A leisure trip usually includes booking a means of transportation, booking hotels and telling family or friends about the trip. For the means of transportation, let us consider the example of a train ride. The information exchanged with the train company depends on the way the ticket was purchased. In the most anonymous case, the ticket is purchased at a counter or machine and paid with cash. In this case no information is exchanged but that an unidentified passenger intends to travel a certain route. If, however, a credit card is used, then more information is included in the sale, allowing the train company to link travels booked with the same credit card. Furthermore, the credit card company will record the location of the user along with the purchased product. While the credit card company may have legitimate reasons for collecting this information, such as fraud detection, we note that this practice may not be part of users’ legitimate expectations and would justify a CI analysis of its own. Finally, if the purchase was completed using some other account information, such as through a membership in a bonus program or via an online account, the information flow between the traveller and a railway company will include additional details on the traveller such as age, billing address and details of the journey such as time/place of departure/arrival. Regardless of how the booking was completed, the flow of information is governed under several transmission principles: reciprocity and consent as the information is necessary for the monetary exchange for a service; necessity, accuracy and completeness of data because without the correct information, the railway company is not able to issue the correct train ticket; purpose binding because the user has a reasonable expectation that the railway company will only use this information for selling the ticket; and confidentiality because the traveller expects to keep records about her journeys private.
The information a traveller needs to reveal to the hotel is governed by the same transmission principles. With respect to the traveller’s family and friends, a traveller may inform them with various details about her journey. The involved transmission principles are reciprocity since it is common that friends and colleagues inform each other of their travel plans; or confidentiality when it is clear that the traveller does not want a friend to pass on information about her travel plans. We note that anyone with information on someone’s travel could infer more or less accurate real-time whereabouts of this person. For instance, a person knowing that someone stays in a hotel for a certain period is able to infer that this person is likely to be in the hotel during night. A similar argument can be made based on knowing that someone takes a train at a specific time. In an offline context, however, such inferences are always based on guesses and have a limited accuracy.

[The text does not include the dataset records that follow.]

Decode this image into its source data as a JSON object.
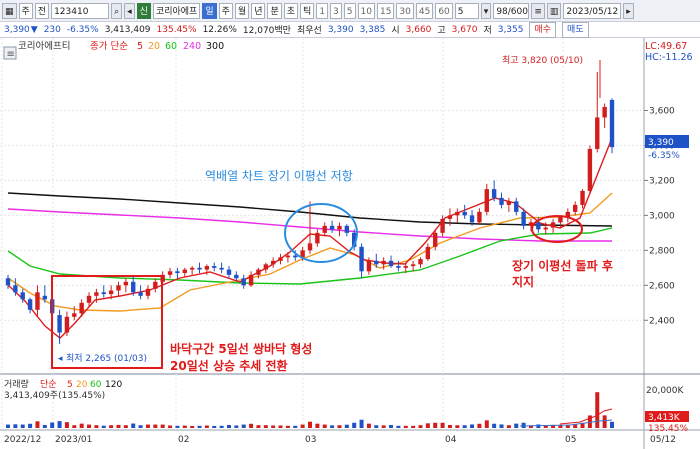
{
  "toolbar": {
    "market": "주",
    "market2": "전",
    "code": "123410",
    "new_badge": "신",
    "name": "코리아에프",
    "period_selected": "일",
    "periods": [
      "주",
      "월",
      "년",
      "분",
      "초",
      "틱"
    ],
    "intervals": [
      "1",
      "3",
      "5",
      "10",
      "15",
      "30",
      "45",
      "60"
    ],
    "interval_value": "5",
    "count": "98/600",
    "date": "2023/05/12"
  },
  "quote": {
    "price": "3,390",
    "change": "230",
    "change_pct": "-6.35%",
    "volume": "3,413,409",
    "vol_ratio": "135.45%",
    "turnover_rate": "12.26%",
    "amount": "12,070백만",
    "best_ask_label": "최우선",
    "best_ask": "3,390",
    "best_bid": "3,385",
    "open_label": "시",
    "open": "3,660",
    "high_label": "고",
    "high": "3,670",
    "low_label": "저",
    "low": "3,355",
    "buy_label": "매수",
    "sell_label": "매도"
  },
  "price_panel": {
    "name_label": "코리아에프티",
    "ma_prefix": "종가 단순",
    "ma_periods": [
      "5",
      "20",
      "60",
      "240",
      "300"
    ],
    "lc": "LC:49.67",
    "hc": "HC:-11.26",
    "current_label": "3,390",
    "current_pct": "-6.35%"
  },
  "volume_panel": {
    "label": "거래량",
    "ma_prefix": "단순",
    "ma_periods": [
      "5",
      "20",
      "60",
      "120"
    ],
    "value_text": "3,413,409주(135.45%)",
    "axis_label": "20,000K",
    "current_label": "3,413K",
    "current_pct": "135.45%"
  },
  "annotations": {
    "high_label": "최고 3,820 (05/10)",
    "low_label": "최저 2,265 (01/03)",
    "text_blue": "역배열 차트 장기 이평선 저항",
    "text_red_1": "장기 이평선 돌파 후",
    "text_red_2": "지지",
    "text_box_1": "바닥구간 5일선 쌍바닥 형성",
    "text_box_2": "20일선 상승 추세 전환"
  },
  "colors": {
    "up": "#d21d1d",
    "down": "#1f52c6",
    "ma5": "#e01b1b",
    "ma20": "#f39a1f",
    "ma60": "#18c418",
    "ma240": "#e82ee8",
    "ma300": "#111111"
  },
  "chart_data": {
    "type": "candlestick",
    "y_ticks": [
      "3,600",
      "3,400",
      "3,200",
      "3,000",
      "2,800",
      "2,600",
      "2,400"
    ],
    "x_labels": [
      "2022/12",
      "2023/01",
      "02",
      "03",
      "04",
      "05",
      "05/12"
    ],
    "ylim": [
      2150,
      3900
    ],
    "candles": [
      [
        2640,
        2660,
        2580,
        2600
      ],
      [
        2600,
        2640,
        2540,
        2560
      ],
      [
        2560,
        2580,
        2500,
        2520
      ],
      [
        2520,
        2530,
        2440,
        2460
      ],
      [
        2460,
        2600,
        2420,
        2560
      ],
      [
        2540,
        2600,
        2500,
        2520
      ],
      [
        2520,
        2560,
        2420,
        2440
      ],
      [
        2430,
        2460,
        2265,
        2330
      ],
      [
        2330,
        2450,
        2310,
        2420
      ],
      [
        2420,
        2480,
        2400,
        2440
      ],
      [
        2440,
        2520,
        2420,
        2500
      ],
      [
        2500,
        2560,
        2480,
        2540
      ],
      [
        2540,
        2580,
        2500,
        2560
      ],
      [
        2560,
        2600,
        2530,
        2550
      ],
      [
        2550,
        2600,
        2520,
        2570
      ],
      [
        2570,
        2620,
        2540,
        2600
      ],
      [
        2600,
        2640,
        2560,
        2620
      ],
      [
        2620,
        2650,
        2540,
        2560
      ],
      [
        2560,
        2600,
        2520,
        2540
      ],
      [
        2540,
        2600,
        2520,
        2580
      ],
      [
        2580,
        2640,
        2560,
        2620
      ],
      [
        2620,
        2680,
        2600,
        2660
      ],
      [
        2660,
        2700,
        2640,
        2680
      ],
      [
        2680,
        2700,
        2640,
        2670
      ],
      [
        2670,
        2700,
        2650,
        2690
      ],
      [
        2690,
        2710,
        2660,
        2700
      ],
      [
        2700,
        2730,
        2670,
        2690
      ],
      [
        2690,
        2720,
        2660,
        2710
      ],
      [
        2710,
        2730,
        2680,
        2700
      ],
      [
        2700,
        2730,
        2670,
        2690
      ],
      [
        2690,
        2710,
        2640,
        2660
      ],
      [
        2660,
        2680,
        2620,
        2640
      ],
      [
        2640,
        2660,
        2580,
        2600
      ],
      [
        2600,
        2680,
        2590,
        2660
      ],
      [
        2660,
        2700,
        2640,
        2690
      ],
      [
        2690,
        2730,
        2670,
        2720
      ],
      [
        2720,
        2760,
        2700,
        2740
      ],
      [
        2740,
        2780,
        2720,
        2760
      ],
      [
        2760,
        2790,
        2730,
        2770
      ],
      [
        2770,
        2800,
        2740,
        2760
      ],
      [
        2760,
        2820,
        2740,
        2800
      ],
      [
        2800,
        3080,
        2780,
        2840
      ],
      [
        2840,
        2920,
        2820,
        2900
      ],
      [
        2900,
        2960,
        2880,
        2940
      ],
      [
        2940,
        2970,
        2900,
        2920
      ],
      [
        2920,
        2960,
        2880,
        2940
      ],
      [
        2940,
        2950,
        2880,
        2900
      ],
      [
        2900,
        2920,
        2800,
        2820
      ],
      [
        2820,
        2840,
        2640,
        2680
      ],
      [
        2680,
        2760,
        2660,
        2740
      ],
      [
        2740,
        2780,
        2700,
        2720
      ],
      [
        2720,
        2760,
        2690,
        2740
      ],
      [
        2740,
        2770,
        2700,
        2710
      ],
      [
        2710,
        2740,
        2680,
        2700
      ],
      [
        2700,
        2730,
        2670,
        2710
      ],
      [
        2710,
        2740,
        2680,
        2720
      ],
      [
        2720,
        2760,
        2700,
        2750
      ],
      [
        2750,
        2840,
        2740,
        2820
      ],
      [
        2820,
        2920,
        2800,
        2900
      ],
      [
        2900,
        3000,
        2880,
        2980
      ],
      [
        2980,
        3040,
        2940,
        3000
      ],
      [
        3000,
        3040,
        2960,
        3020
      ],
      [
        3020,
        3060,
        2980,
        3000
      ],
      [
        3000,
        3030,
        2940,
        2960
      ],
      [
        2960,
        3040,
        2950,
        3020
      ],
      [
        3020,
        3180,
        3000,
        3150
      ],
      [
        3150,
        3200,
        3080,
        3100
      ],
      [
        3100,
        3130,
        3040,
        3060
      ],
      [
        3060,
        3100,
        3020,
        3080
      ],
      [
        3080,
        3100,
        3000,
        3020
      ],
      [
        3020,
        3040,
        2920,
        2940
      ],
      [
        2940,
        2980,
        2910,
        2960
      ],
      [
        2960,
        2990,
        2900,
        2920
      ],
      [
        2920,
        2960,
        2890,
        2930
      ],
      [
        2930,
        2980,
        2900,
        2960
      ],
      [
        2960,
        3000,
        2930,
        2990
      ],
      [
        2990,
        3040,
        2960,
        3020
      ],
      [
        3020,
        3080,
        3000,
        3060
      ],
      [
        3060,
        3150,
        3040,
        3140
      ],
      [
        3140,
        3400,
        3120,
        3380
      ],
      [
        3380,
        3820,
        3360,
        3560
      ],
      [
        3560,
        3640,
        3500,
        3620
      ],
      [
        3660,
        3670,
        3355,
        3390
      ]
    ],
    "volume_max": 21000
  }
}
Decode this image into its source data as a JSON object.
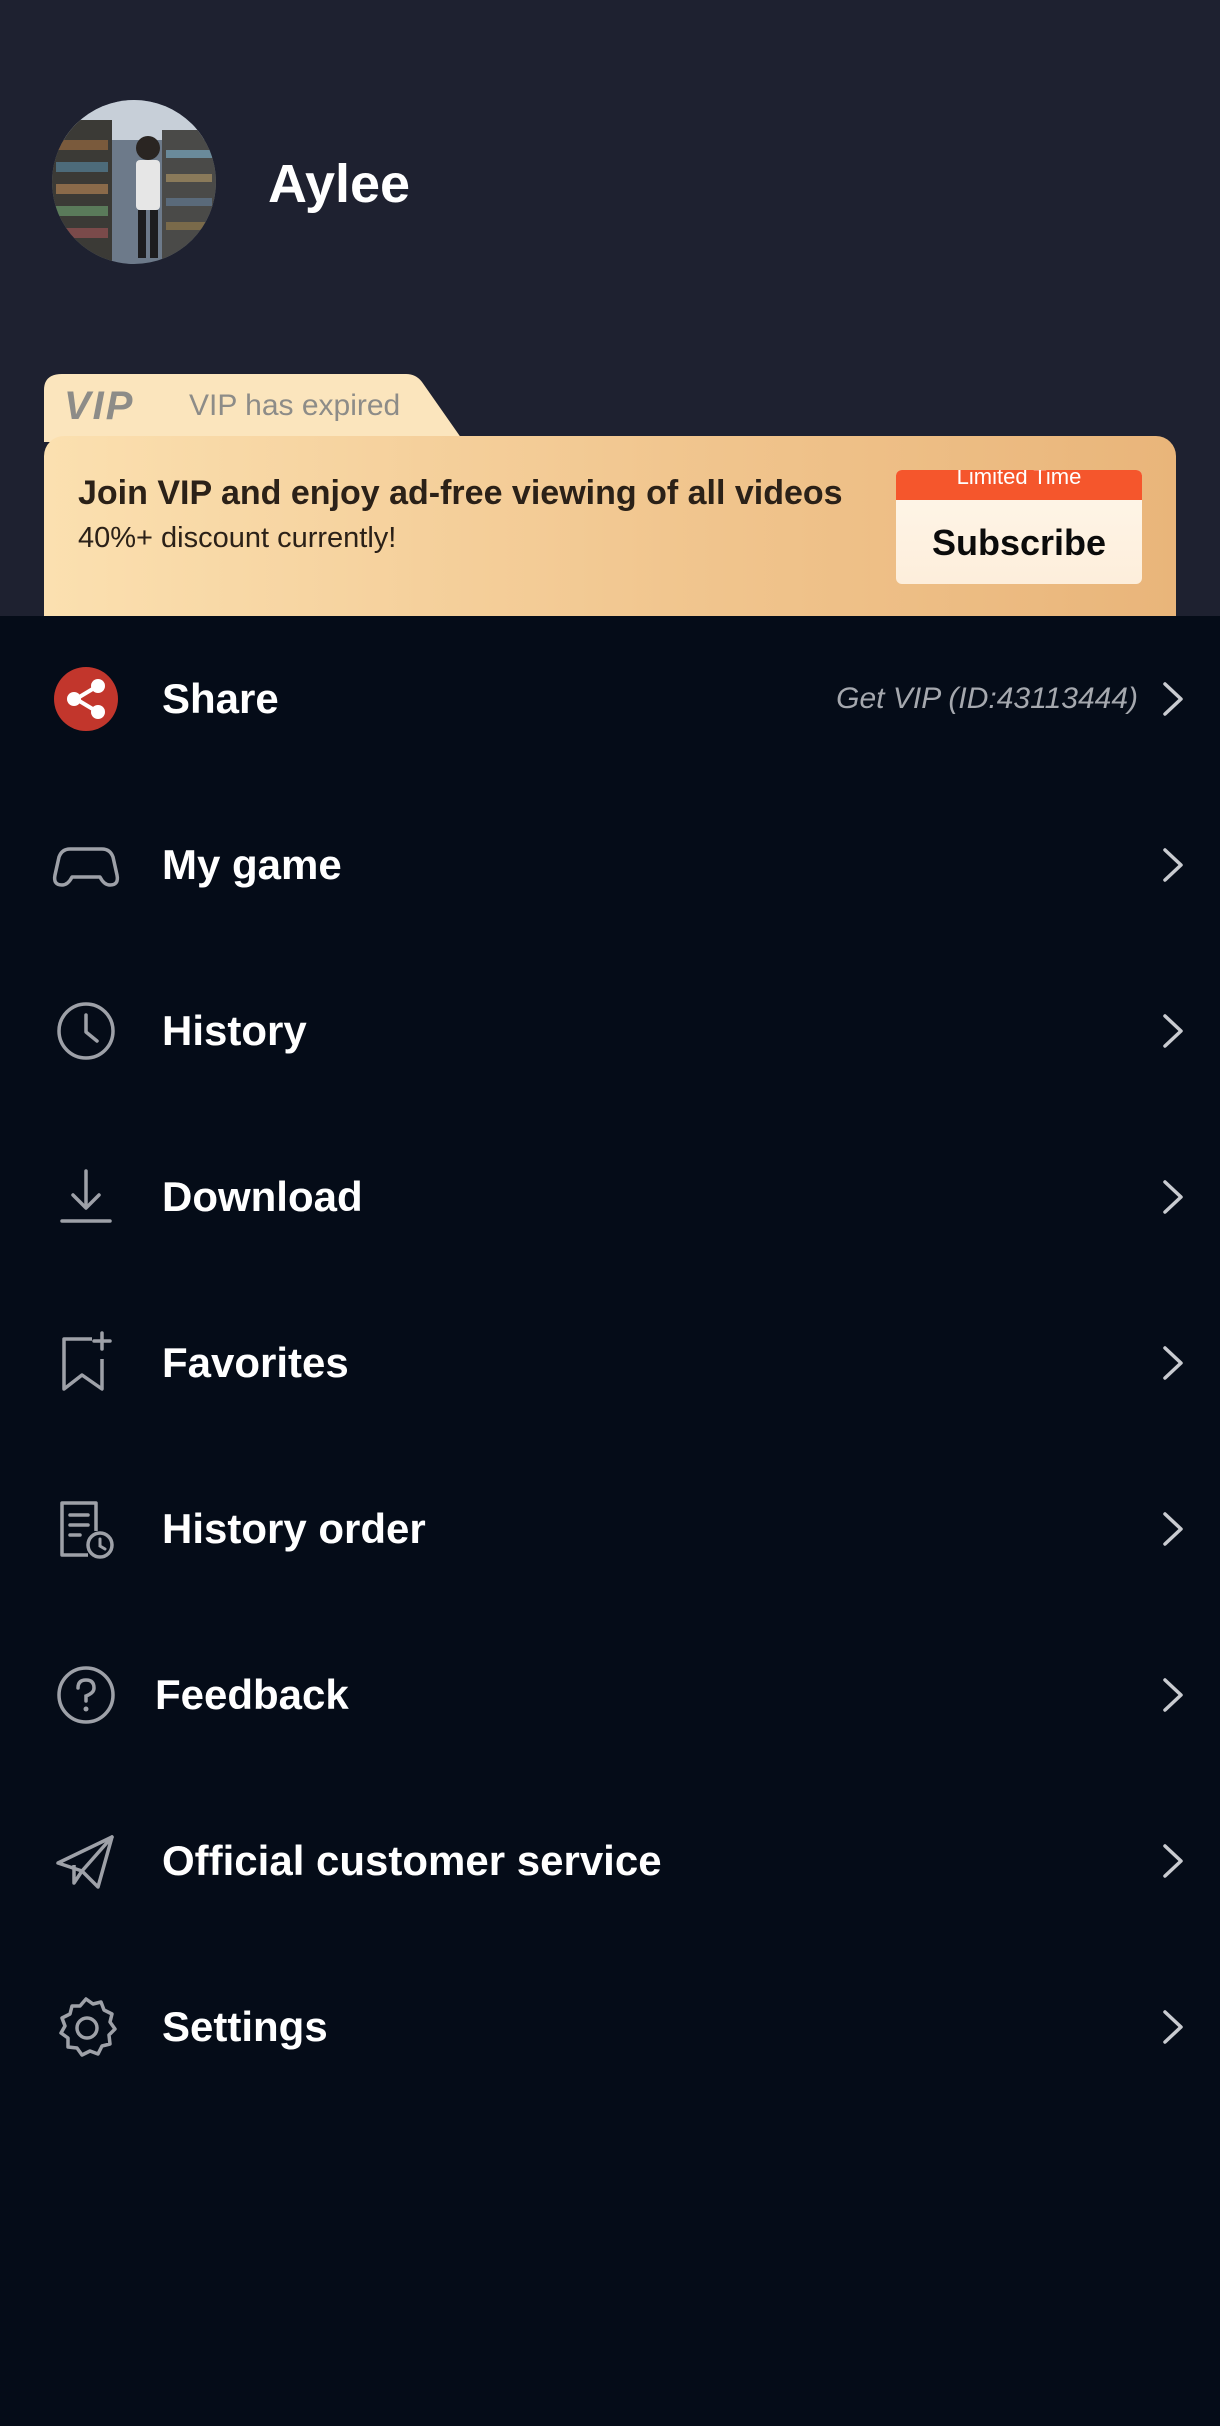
{
  "profile": {
    "username": "Aylee",
    "avatar_icon": "user-avatar-photo"
  },
  "vip": {
    "logo_text": "VIP",
    "status": "VIP has expired",
    "title": "Join VIP and enjoy ad-free viewing of all videos",
    "subtitle": "40%+ discount currently!",
    "badge": "Limited Time",
    "subscribe_label": "Subscribe"
  },
  "menu": {
    "items": [
      {
        "label": "Share",
        "icon": "share-icon",
        "extra": "Get VIP (ID:43113444)"
      },
      {
        "label": "My game",
        "icon": "gamepad-icon"
      },
      {
        "label": "History",
        "icon": "clock-icon"
      },
      {
        "label": "Download",
        "icon": "download-icon"
      },
      {
        "label": "Favorites",
        "icon": "bookmark-add-icon"
      },
      {
        "label": "History order",
        "icon": "order-history-icon"
      },
      {
        "label": "Feedback",
        "icon": "help-circle-icon"
      },
      {
        "label": "Official customer service",
        "icon": "paper-plane-icon"
      },
      {
        "label": "Settings",
        "icon": "gear-icon"
      }
    ]
  },
  "colors": {
    "header_bg": "#1e2130",
    "page_bg": "#050c18",
    "vip_gradient_start": "#fbe0b0",
    "vip_gradient_end": "#e9b57a",
    "badge": "#f5562c",
    "share_icon": "#c2362c"
  }
}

We note that – especially in data-driven scenario’s – the outlined primary information flows may result in subsequent information flows directed to tax authorities (for fraud detection), justice and police (for criminal investigations) and intelligence services (for the prevention of threats to national security or the gathering of intelligence information). In this section we focus on the primary information flows, generated in a commercial context. We also note that in the subcontexts of work-related travel and immigration extra information flows may occur, as employers or immigration services may either tap into existing information flows or establish their own infrastructure to keep check of the location of their employees or potentially illegal immigrants.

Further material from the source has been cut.